About Seseki Waterfall (seseki-no-taki [セセキの滝])
The Seseki Waterfall (seseki-no-taki [セセキの滝]; “Hot Spring Falls” in Ainu?) was a rather unsung and obscure but tall seaside waterfall spilling towards a sleepy village on the east coast of the Shiretoko Peninsula.
Of course, this was really a waterfalling excuse to experience the Seseki Onsen, which was a seaside hot spring that’s free and public when it’s not high tide.
When it’s high tide, then the onsen can be submerged under the sea water, making it unsafe for bathers given the combination of deeper water and waves.
Nevertheless, seaside hot springs like this aren’t very common in Japan (let alone the world), and the novelty of bathing here while staring at the sea or even the Seseki Falls in the distance was a real treat.
There were two pools at the Seseki Onsen, but the smaller cold one was a feeder pool for the larger hot one.
Needless to say, it’s the larger hot spring that you’ll want to bathe in, but definitely watch out for very hot water that bubbles in because it can easily burn you in those spots.
The water in the Seseki Onsen can also be a bit on the slimy side given the amount of algae that grows here.
Apparently, donations are appreciated for periodic clean up of these onsens.
Anyways, going back to the waterfall, despite it being essentially roadside, it’s so obscure that it didn’t even appear to have an official sanctioned pullout or car park.
Therefore, we actually had to walk to this waterfall from the Seseki Onsen, which did have a public car park (see directions below).
The roadside walk along the narrow road between Seseki Onsen and Seseki Waterfall (so passing cars did have to swerve around us) was about 800m in each direction (or 1.6km round trip).
It was during this walk that we noticed the main industry was cultivating seaweed (so there was definitely a strong seaweed smell here).
Harvesting seaweed was apparently a big deal in and around the Rausu side of Shiretoko Peninsula because they apparently supply high quality seaweed to the rest of Japan.
There was also road work going on during our mid-July 2023 visit, where we saw crew rappelling and doing dangerous work trying to mitigate against rockfalls potentially impacting the Route 87 Road.
It was dangerous, but necessary work because this was the only road going up and down this coastline.
Overall, we spent about 45 minutes away from the car.
That said, I did see one driver “cheat” by pulling out in an unsanctioned driveway to get his shot before continuing on.

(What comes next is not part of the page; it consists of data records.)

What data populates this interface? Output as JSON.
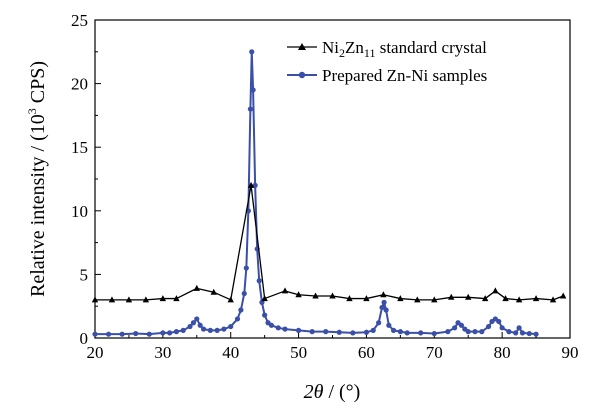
{
  "chart_data": {
    "type": "line",
    "title": "",
    "xlabel": {
      "italic_symbol": "2θ",
      "rest": " / (°)"
    },
    "ylabel": {
      "pre": "Relative intensity / (10",
      "sup": "3",
      "post": " CPS)"
    },
    "xlim": [
      20,
      90
    ],
    "ylim": [
      0,
      25
    ],
    "xticks": [
      "20",
      "30",
      "40",
      "50",
      "60",
      "70",
      "80",
      "90"
    ],
    "yticks": [
      "0",
      "5",
      "10",
      "15",
      "20",
      "25"
    ],
    "grid": false,
    "legend_position": "top-right",
    "series": [
      {
        "name": "Ni2Zn11 standard crystal",
        "legend": {
          "p1": "Ni",
          "s1": "2",
          "p2": "Zn",
          "s2": "11",
          "p3": " standard crystal"
        },
        "color": "#000000",
        "marker": "triangle",
        "x": [
          20,
          22.5,
          25,
          27.5,
          30,
          32,
          35,
          37.5,
          40,
          43,
          45,
          48,
          50,
          52.5,
          55,
          57.5,
          60,
          62.5,
          65,
          67.5,
          70,
          72.5,
          75,
          77.5,
          79,
          80.5,
          82.5,
          85,
          87.5,
          89
        ],
        "y": [
          3.0,
          3.0,
          3.0,
          3.0,
          3.1,
          3.1,
          3.9,
          3.6,
          3.0,
          12.0,
          3.1,
          3.7,
          3.4,
          3.3,
          3.3,
          3.1,
          3.1,
          3.4,
          3.1,
          3.0,
          3.0,
          3.2,
          3.2,
          3.1,
          3.7,
          3.1,
          3.0,
          3.1,
          3.0,
          3.3
        ]
      },
      {
        "name": "Prepared Zn-Ni samples",
        "color": "#3a4fa8",
        "marker": "circle",
        "x": [
          20,
          22,
          24,
          26,
          28,
          30,
          31,
          32,
          33,
          34,
          34.5,
          35,
          35.5,
          36,
          37,
          38,
          39,
          40,
          41,
          41.5,
          42,
          42.3,
          42.6,
          42.9,
          43.1,
          43.3,
          43.6,
          43.9,
          44.2,
          44.6,
          45,
          45.5,
          46,
          47,
          48,
          50,
          52,
          54,
          56,
          58,
          60,
          61,
          61.8,
          62.3,
          62.6,
          62.9,
          63.3,
          64,
          65,
          66,
          68,
          70,
          72,
          73,
          73.5,
          74,
          74.5,
          75,
          76,
          77,
          78,
          78.5,
          79,
          79.5,
          80,
          81,
          82,
          82.5,
          83,
          84,
          85
        ],
        "y": [
          0.3,
          0.3,
          0.3,
          0.35,
          0.3,
          0.4,
          0.4,
          0.5,
          0.6,
          0.9,
          1.2,
          1.5,
          1.0,
          0.7,
          0.6,
          0.6,
          0.7,
          0.9,
          1.5,
          2.2,
          3.5,
          5.5,
          10.0,
          18.0,
          22.5,
          19.5,
          12.0,
          7.0,
          4.5,
          2.8,
          1.8,
          1.2,
          1.0,
          0.8,
          0.7,
          0.6,
          0.5,
          0.5,
          0.45,
          0.4,
          0.45,
          0.6,
          1.2,
          2.4,
          2.8,
          2.2,
          1.0,
          0.6,
          0.5,
          0.4,
          0.4,
          0.35,
          0.5,
          0.8,
          1.2,
          1.0,
          0.7,
          0.5,
          0.5,
          0.5,
          0.9,
          1.3,
          1.5,
          1.3,
          0.8,
          0.5,
          0.4,
          0.8,
          0.4,
          0.35,
          0.3
        ]
      }
    ]
  }
}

The Seseki Waterfall resides north of the town of Rausu in the Menashi District of Hokkaido, Japan. It may be administered by the local authorities in Rausu. For information or inquiries about the area as well as current conditions, you can try visiting the Nasukarasuyama Tourism Association website.

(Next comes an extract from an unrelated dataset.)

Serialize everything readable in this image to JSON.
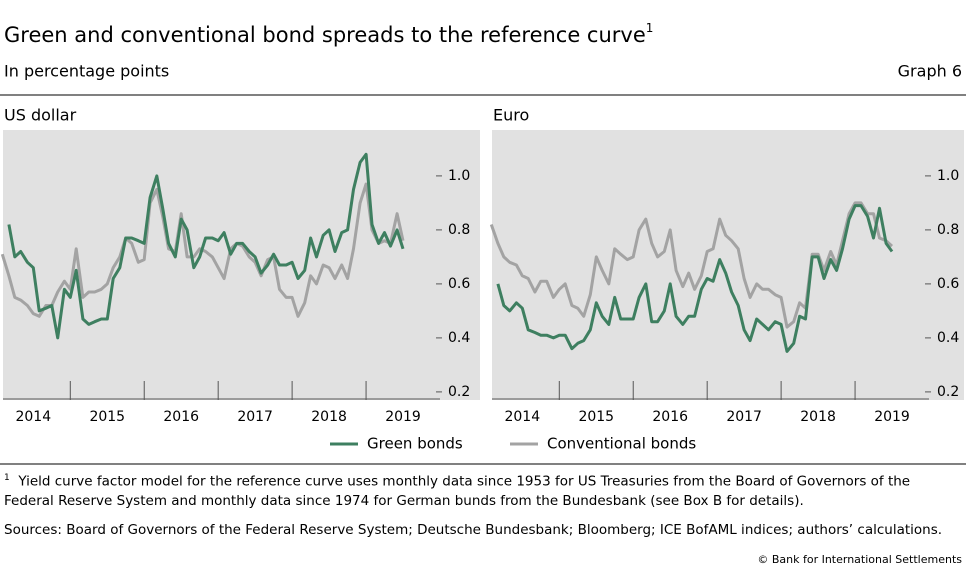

The Seseki Waterfall resides north of the town of Rausu on the eastern coastline of the Shiretoko Peninsula.
So starting from Utoro, we headed north on the National Route 334 for 32km going over Shiretoko Pass towards the town of Rausu on the east coast.
Then, at the signed junction with the Route 87 within Rausu, we turned left to cross the bridge over the mouth of the Rausu River to continue going north on the Route 87.
We followed this coastal road another 22km to the signed car park for the Seseki Onsen, which was about 800m past the Seseki Waterfall.
Again, there wasn’t a legal car park specific for the Seseki Falls, which was why we had to keep driving to the car park and then we had to walk back to the falls.
Overall, this drive took us a little over an hour give or take.
For some geographical context, Rausu was about 32km (over 30 minutes drive) east of Utoro, 68km (under 90 minutes drive) northeast of Shari, 155km (over 2.5 hours drive) northeast of Kushiro, 265km (about 4.5 hours drive) northeast of Obihiro, 303km (over 5 hours drive) east of Asahikawa, and 439km (about 6.5 hours drive) northeast of Sapporo.